Programming by Linguists II

Given the task of designing a programming language, which must be exactly defined for engineering purposes, what would a linguist — as opposed to a mathemetician — do?

The first step would probably be to define parts of speech. Most programming languages really have only two parts of speech: nouns (variables) and verbs (functions). Named or keyword arguments might count as adverbs, and object properties are often treated like adjectives, but they are not used the same way as in real languages, where they can completely change the meaning of the words they modify.

Next comes grammar: sentence structure, connecting words. Again, despite the complexity of their punctuation rules (which a linguist would classify as mechanics, not grammar) most programming has a very simple grammar. We have statements, which correspond to sentences; and expressions, which are usually mathematical. (Lisp does away with the former, and as a result is much less like natural languages, a barrier to understanding that contributes to its obscurity.)

The third and most complicated step would probably be defining vocabulary, i.e. coming up with names for everything. Programmers are notoriously bad at this.

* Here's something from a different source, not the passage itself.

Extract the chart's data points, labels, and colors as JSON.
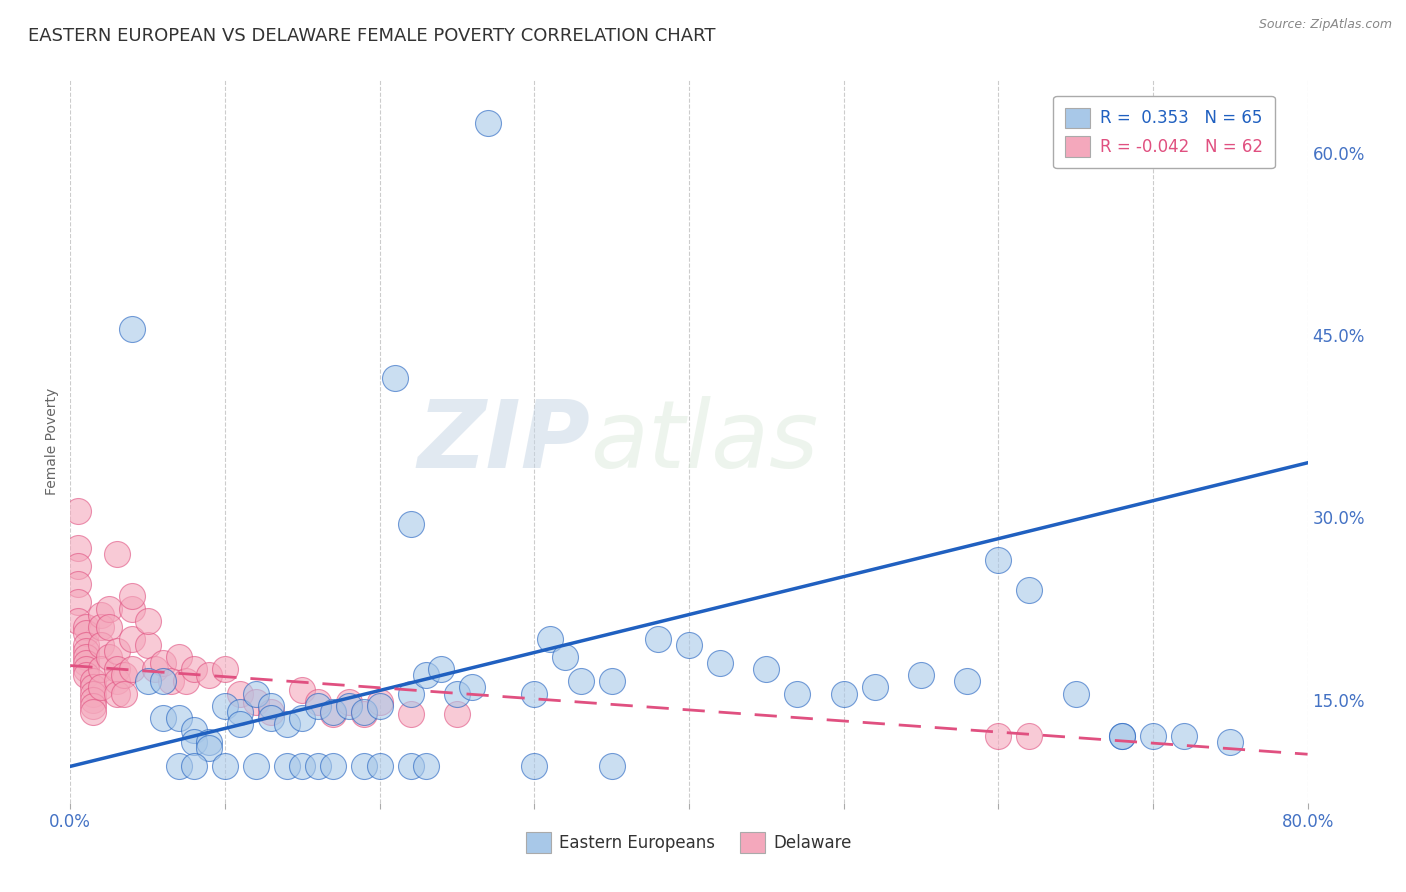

One can hardly blame them for not being linguists themselves, but I think computer science ought to include at least some basic theory of naming. One difficulty is the usual requirement that every name used in a single program be unique. Scoped namespaces alleviate some of the trouble, but it is still difficult to come up with names that are both distinct enough to have an obvious meaning and concise enough to be convenient. Lisp’s panoply of car/cdr functions (cadr, cdar, caadr, caddr, …) might win the prize for the worst name choices. One also encounters library functions with exceedingly long names such as libfooRemoveAllFoosFromBaz. (Even with nested scopes and object-oriented programming, this example would probably be written as Foo.Baz.foos.removeAll, which is not much better.)

Vocabulary for a programming language typically includes both the core language and a set of standard libraries. One flaw with nearly all programming languages, Lisp being the notable exception, is the demarcation between the “core” language and its libraries. In all but a few highly specialized languages, libraries will comprise the meat of almost every program. In the linguistic analogy, one could almost say that the core of a language is its grammar, while the libraries are its vocabulary.

It is tempting to assume that human languages have infinite precision. That is, they can express any concept that the mind can conceieve of. This is not entirely true. There are many documented examples of concepts that exist in one language but for which there is no adequate word, sometimes not even a combination of words, in another language. Much of what are considered “cultural differences” are caused by different vocabularies that define the set of concepts that can be expressed, and therefore understood, by different cultures.

The fact that nearly every programming language draws its words from English makes things harder still. English is terribly dependent on context for meaning, using the same simple words to express many different concepts. For example, consider the verb to put, whose English definition fills a full dictionary page. Add to this the habit of almost all languages of using compound phrases to name single concepts. German habitually mashes these phrases together to make new words, but names like “ListOfPrimeNumbers” feel awkward in English.

So vocabulary is difficult every way around. Of course, linguists are rarely consulted when new English words are being invented, although they will decide whether those words appear in a dictionary. In naming functions, invented words would be a barrier to comprehension. And yet, it is difficult to find existing words to identify the many operations which have no direct relevance to the problem at hand but which are nonetheless necessary to help the computer do its job. Think of prototypes, declarations, typecasts, and conversions.